Smith's next assignment was with the Marines at Corinto, Nicaragua, where he began a three-year tour of expeditionary duty in August 1930. Following that, he returned to Quantico, where he was appointed to the rank of lieutenant colonel. Then, after another short tour of duty in Philadelphia, he returned to Marine Corps Headquarters for duty with the Division of Operations and Training. With his promotion to colonel, he was named director of personnel.

In June 1938, Smith became commanding officer, 5th Marines, 1st Marine Brigade, at Quantico, where he remained until his promotion to brigadier general. He was then ordered to London, where he served with the Naval Attache, American Embassy, as a naval observer. He returned to the United States in August 1941, and again reported to Quantico. Upon appointment to major general in October 1942, he assumed command of the Fleet Marine Force Training Schools at New River, North Carolina. He took command of the 2nd Marine Division in May 1943 and led the division during the assault on Tarawa. He remained in this capacity until April of the following year, when he was named commanding general, Expeditionary Troops, Third Fleet.

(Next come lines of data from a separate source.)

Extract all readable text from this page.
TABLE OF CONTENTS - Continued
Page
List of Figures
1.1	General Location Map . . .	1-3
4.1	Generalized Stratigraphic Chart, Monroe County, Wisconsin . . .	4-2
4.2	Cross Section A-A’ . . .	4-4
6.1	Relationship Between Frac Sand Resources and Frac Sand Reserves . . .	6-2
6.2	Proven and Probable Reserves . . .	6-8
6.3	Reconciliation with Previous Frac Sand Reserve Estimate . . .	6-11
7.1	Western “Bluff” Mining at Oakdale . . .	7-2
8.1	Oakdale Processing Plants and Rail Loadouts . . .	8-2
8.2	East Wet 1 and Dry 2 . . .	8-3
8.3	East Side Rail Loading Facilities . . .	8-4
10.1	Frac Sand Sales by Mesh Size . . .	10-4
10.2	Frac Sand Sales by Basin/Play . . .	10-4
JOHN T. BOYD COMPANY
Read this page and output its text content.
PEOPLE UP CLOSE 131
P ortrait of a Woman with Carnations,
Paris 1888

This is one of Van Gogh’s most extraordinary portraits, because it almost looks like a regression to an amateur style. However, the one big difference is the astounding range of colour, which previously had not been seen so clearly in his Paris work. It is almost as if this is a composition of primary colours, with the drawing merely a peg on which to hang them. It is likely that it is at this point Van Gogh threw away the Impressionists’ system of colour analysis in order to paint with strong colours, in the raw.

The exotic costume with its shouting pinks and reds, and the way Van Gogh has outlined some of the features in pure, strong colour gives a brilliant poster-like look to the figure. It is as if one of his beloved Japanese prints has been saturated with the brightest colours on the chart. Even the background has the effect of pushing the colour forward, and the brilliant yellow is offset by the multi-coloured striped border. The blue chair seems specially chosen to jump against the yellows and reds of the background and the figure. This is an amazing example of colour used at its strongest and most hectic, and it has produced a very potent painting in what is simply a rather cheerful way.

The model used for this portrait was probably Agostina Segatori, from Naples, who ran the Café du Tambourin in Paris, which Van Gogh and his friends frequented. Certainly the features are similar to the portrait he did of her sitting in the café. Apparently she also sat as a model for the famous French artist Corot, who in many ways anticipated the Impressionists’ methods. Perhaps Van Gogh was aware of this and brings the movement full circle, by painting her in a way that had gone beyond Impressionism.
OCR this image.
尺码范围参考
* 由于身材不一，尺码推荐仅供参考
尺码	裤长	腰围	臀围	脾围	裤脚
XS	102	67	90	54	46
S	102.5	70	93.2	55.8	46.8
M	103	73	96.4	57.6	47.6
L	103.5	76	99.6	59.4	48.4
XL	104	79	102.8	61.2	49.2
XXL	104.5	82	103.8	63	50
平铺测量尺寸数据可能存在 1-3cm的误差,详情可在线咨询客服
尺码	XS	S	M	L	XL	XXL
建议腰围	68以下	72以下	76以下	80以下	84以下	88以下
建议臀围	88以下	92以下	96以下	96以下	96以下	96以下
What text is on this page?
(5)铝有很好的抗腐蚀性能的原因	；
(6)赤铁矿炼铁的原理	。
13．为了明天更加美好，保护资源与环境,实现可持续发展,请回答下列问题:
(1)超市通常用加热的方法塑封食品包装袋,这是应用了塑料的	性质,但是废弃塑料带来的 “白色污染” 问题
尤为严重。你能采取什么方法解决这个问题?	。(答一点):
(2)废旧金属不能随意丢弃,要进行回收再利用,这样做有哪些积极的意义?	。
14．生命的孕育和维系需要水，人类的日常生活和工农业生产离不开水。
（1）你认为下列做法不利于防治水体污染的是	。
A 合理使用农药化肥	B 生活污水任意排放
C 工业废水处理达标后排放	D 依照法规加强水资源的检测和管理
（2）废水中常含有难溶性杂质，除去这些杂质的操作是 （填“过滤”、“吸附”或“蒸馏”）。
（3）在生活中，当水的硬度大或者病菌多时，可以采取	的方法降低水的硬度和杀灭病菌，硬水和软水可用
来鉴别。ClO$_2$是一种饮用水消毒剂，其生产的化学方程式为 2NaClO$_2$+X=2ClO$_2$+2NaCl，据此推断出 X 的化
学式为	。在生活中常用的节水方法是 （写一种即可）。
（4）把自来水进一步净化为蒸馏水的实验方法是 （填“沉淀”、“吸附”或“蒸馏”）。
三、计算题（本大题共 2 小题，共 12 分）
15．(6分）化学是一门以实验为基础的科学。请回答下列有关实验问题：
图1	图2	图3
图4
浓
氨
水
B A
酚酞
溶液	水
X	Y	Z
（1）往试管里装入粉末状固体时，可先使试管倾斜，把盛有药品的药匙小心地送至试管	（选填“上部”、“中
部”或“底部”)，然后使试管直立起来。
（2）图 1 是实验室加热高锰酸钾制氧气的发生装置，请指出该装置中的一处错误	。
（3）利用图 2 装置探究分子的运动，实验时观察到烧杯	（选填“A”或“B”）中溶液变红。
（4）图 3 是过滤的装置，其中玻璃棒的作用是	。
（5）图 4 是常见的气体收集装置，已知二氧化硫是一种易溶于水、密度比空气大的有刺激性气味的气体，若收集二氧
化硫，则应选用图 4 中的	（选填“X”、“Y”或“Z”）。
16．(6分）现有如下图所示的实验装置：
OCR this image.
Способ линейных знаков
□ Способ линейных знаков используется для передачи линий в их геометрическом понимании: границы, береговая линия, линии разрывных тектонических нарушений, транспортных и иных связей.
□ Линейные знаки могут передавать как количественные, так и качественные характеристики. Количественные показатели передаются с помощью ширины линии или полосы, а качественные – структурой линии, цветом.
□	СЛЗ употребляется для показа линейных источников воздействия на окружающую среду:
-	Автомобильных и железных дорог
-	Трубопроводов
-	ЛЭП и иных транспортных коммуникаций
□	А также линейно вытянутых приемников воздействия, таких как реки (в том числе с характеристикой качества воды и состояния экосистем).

In December 1944, Smith took command of the Department of the Pacific, with headquarters in San Francisco, California. From there, he was ordered to Parris Island, South Carolina, where he commanded the Marine Corps Recruit Depot from February 1946, until his retirement. After his death in November 1975, Smith was buried in Arlington National Cemetery.

==Awards and honors==
His decorations and medals include:

| Navy Cross | Navy Distinguished Service Medal w/ 1 award star | Navy Presidential Unit Citation w/ 1 service star | Marine Corps Expeditionary Medal w/ 2 service stars |
| Mexican Service Medal | Haitian Campaign Medal (1917) | Dominican Campaign Medal | World War I Victory Medal |
| Nicaraguan Campaign Medal (1933) | American Defense Service Medal w/ Base clasp | American Campaign Medal | Asiatic-Pacific Campaign Medal w/ 2 service stars |
| World War II Victory Medal | Nicaraguan Medal of Distinction w/ Diploma | Dominican Order of Military Merit, First Class w/ White Insignia | Distinguished Service Order |

- Julian C. Smith Hall at Marine Corps Base Camp Lejeune is named after Smith.
- He received a LL.D. degree from the College of California in China at the University of California, Berkeley in January 1945.